Textkritischer Apparat

  1. Sic!
  2. Gießerzeichen.
  3. Weite Ziffernabstände.

Anmerkungen

  1. Nach Schaeben, Denkmalglocken, S. 96, Nr. 2.
  2. Vgl. Renard, Glocken, S. 44, mit Abb. 45, S. 47.
  3. Nach Ioel 2,1 (Vulgata): „… in monte sancto meo, conturbentur omnes habitatores terrae quia venit dies Domini, quia prope est dies tenebrarum et caliginis …”. Der Vers ist in der Inschrift angepasst zu in monte sancto eius, also „auf seinem (des Herrn) heiligen Berg.“ Die Bibelstelle ist Thema einer Antiphon zum vierten Adventssonntag, in der ihr Wortlaut zu „Canite tuba in Sion, quia prope est dies Domini“ zusammengefasst wird, vgl. CAO 3, Nr. 1757.
  4. Gießerzeichen Nr. 1.
  5. Potthoff, Rellinghausen, S. 46.
  6. Karsch, Geschichte, S. 23ff.
  7. Potthoff, Rellinghausen, S. 110, ohne Quellenangaben.
  8. Vietinghoff gen. Scheel, Stamm, S. 138. Zu diesem Amt vgl. HStAD, Stift Essen, Akten, Nr. 1085.
  9. Vietinghoff gen.

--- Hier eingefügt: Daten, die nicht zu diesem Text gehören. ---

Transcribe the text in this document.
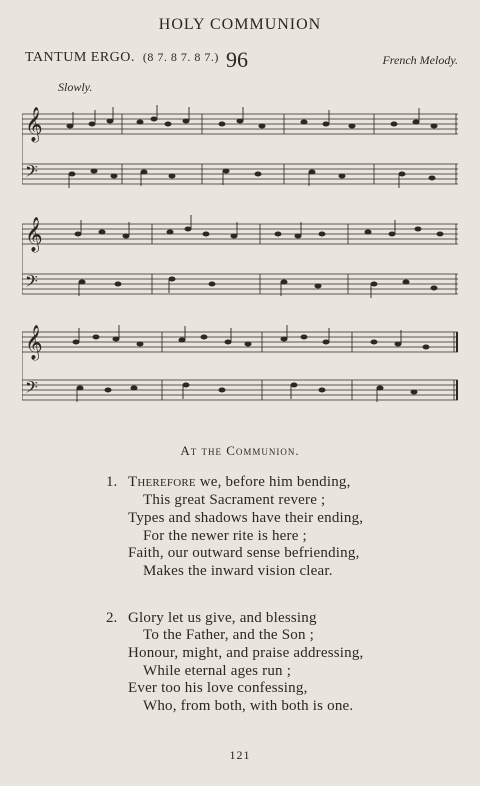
HOLY COMMUNION
TANTUM ERGO. (8 7. 8 7. 8 7.) 96	French Melody.
Slowly.
𝄞
𝄢
𝄞
𝄢
𝄞
𝄢
At the Communion.
1. Therefore we, before him bending,
This great Sacrament revere ;
Types and shadows have their ending,
For the newer rite is here ;
Faith, our outward sense befriending,
Makes the inward vision clear.
2. Glory let us give, and blessing
To the Father, and the Son ;
Honour, might, and praise addressing,
While eternal ages run ;
Ever too his love confessing,
Who, from both, with both is one.
121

Scheel, Stamm, S. 143; Karsch, Geschichte, S.16.
  10. Vietinghoff gen. Scheel, Stamm, S. 143.
  11. Karsch, Geschichte, S. 19ff.
  12. Ebd., S. 20, 24.
  13. Ebd., S. 31f.
  14. StadtA Essen, Findbuch Pfarrarchiv St. Lambertus, Essen-Rellinghausen, S. 230, Nr. 1327.
  15. Humann, Rellinghausen, S. 72; Potthoff, Rellinghausen, S. 116.
  16. Ich danke Claus Peter, Hamm, der mir freundlicherweise sein Manuskript über Johann Paris zur Verfügung gestellt hat. Die folgenden Angaben sind diesem Manuskript entnommen.
  17. Vgl. Nr. 175.

Nachweise

  1. Feldens, Glocken, S. 90, Nr. 1.
  2. Potthoff, Rellinghausen, S. 47.

Zitierhinweis:
DI 81, Stadt Essen, Nr. 173 (Sonja Hermann), in: www.inschriften.net, urn:nbn:de:0238-di081d007k0017308.